Les assurances casco (une assurance automobile tous risques) sont hors de prix en Italie. Il ressort d’une recherche effectuée auprès des principales compagnies du pays que deux d’entre elles seulement acceptent d’assurer le risque en couverture totale d’une BMW série 5 par exemple. Les primes appliquées pour ce genre de véhicule oscillent entre 4600 et 6240 euro par année (de 6000 à 8000 francs environ). Elles peuvent toucher les 15’000 euro pour une Ferrari par exemple.

Les autres compagnies sont au courant

Qu’en est-il des autres compagnies suisses basées au Tessin? swissinfo.ch l’a demandé aux principales d’entre elles. Luigi Colletti, responsable du service interne de la Nationale Suisse, reconnaît en avoir entendu parler: «notre compagnie n’y a pas encore été confrontée ou tout au moins n’a pas encore détecté de cas, mais je n’exclus pas que cela puisse se produire pour peu que nous approfondissions davantage. Nous nous réservons de toute façon le droit de refuser un contrat RC/casco si nous soupçonnons une magouille.»

Même son de cloche auprès de la Vaudoise. Marc Bachmann, attaché de presse de la compagnie à Lausanne répond: «pour l’heure notre siège au Tessin n’a pas encore été confronté à ce genre de problèmes mais en a entendu parler.» Le porte-parole précise au passage que de telles pratiques sont inconnues en Suisse romande dans la mesure où les primes appliquées en France sont bien moins élevées que celles en vigueur en Italie (324 euro en moyenne par année contre 492 euro dans la Péninsule).

De son côté, Adriano Pavone du bureau de presse de la Zurich souligne: «Notre siège tessinois ne nous a jamais signalé de tels cas et nos statistiques n’en ont encore mentionné aucun.» Axa Winterthur souligne de son côté intervenir uniquement avec des automobilistes en mesure de prouver qu’ils résident bien en Suisse. «Si nous devions découvrir qu’un client nous a fourni une fausse déclaration, nous aurions la possibilité d’annuler le contrat, précise son porte-parole Marc Hauser.

«Nous savons que de telles pratiques existent, mais pour l’heure, notre bureau qui s’occupe des accidents survenus à l’étranger ne nous a encore rien signalé de suspect, affirme quant à lui Franco Albisetti, de Generali à Lugano.

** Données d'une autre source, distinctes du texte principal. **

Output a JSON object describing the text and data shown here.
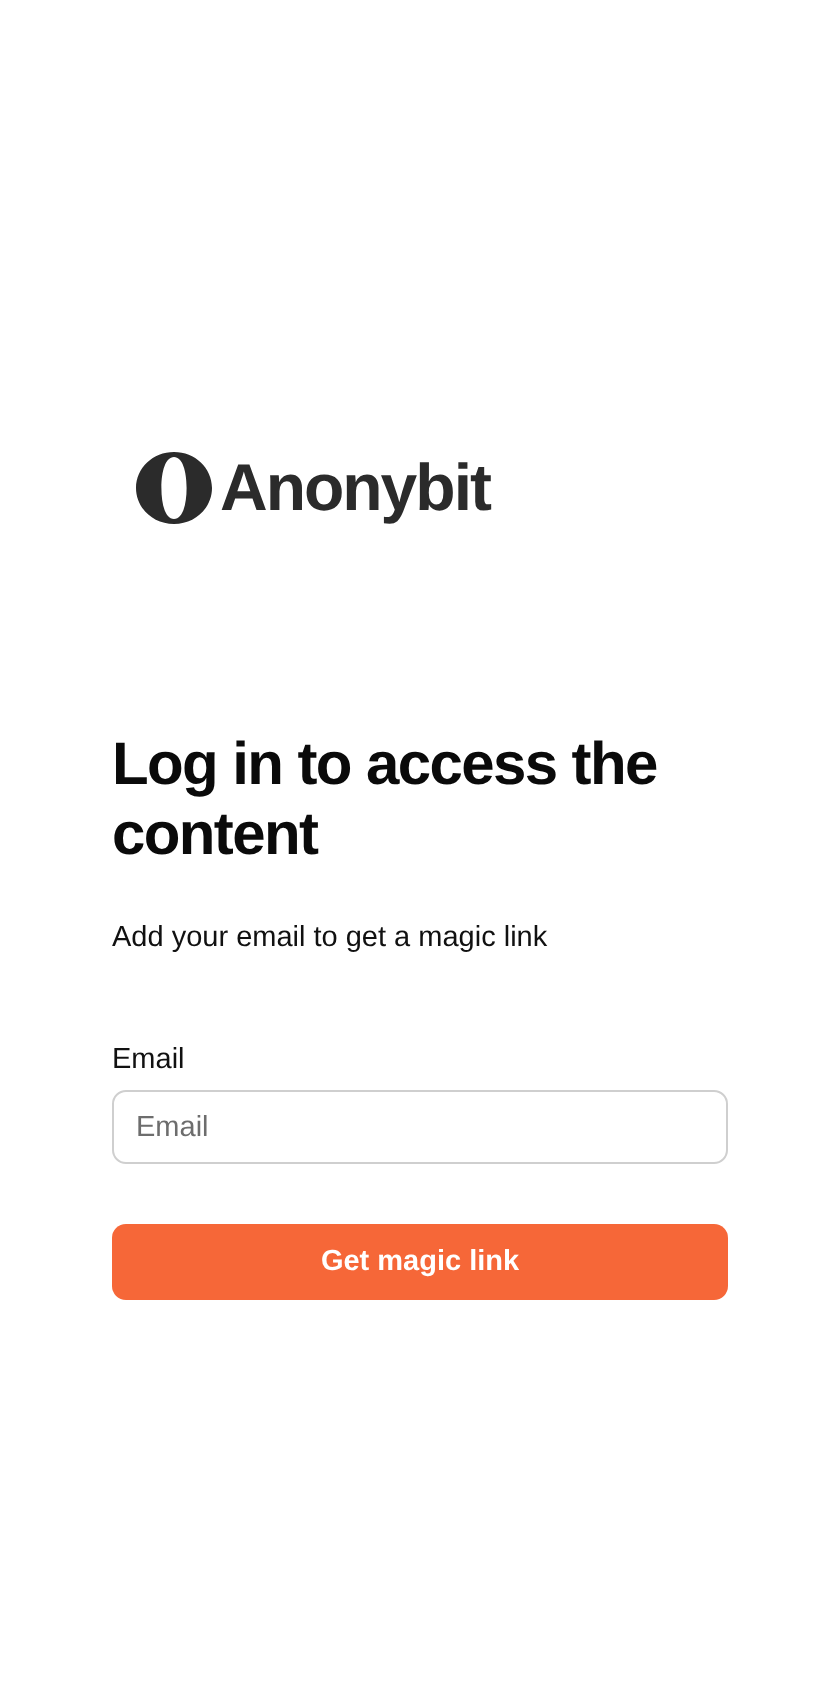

Nous pourrions peut-être à l’avenir intensifier nos contrôles. Il nous est arrivé en revanche d’enquêter sur des sinistres survenus en Italie à des voitures d’entreprises immatriculées au Tessin et conduites par des automobilistes résidant de l’autre côté de la frontière. Toutefois, il s’agissait bel et bien de véhicules de service mis à disposition d’employés italiens.»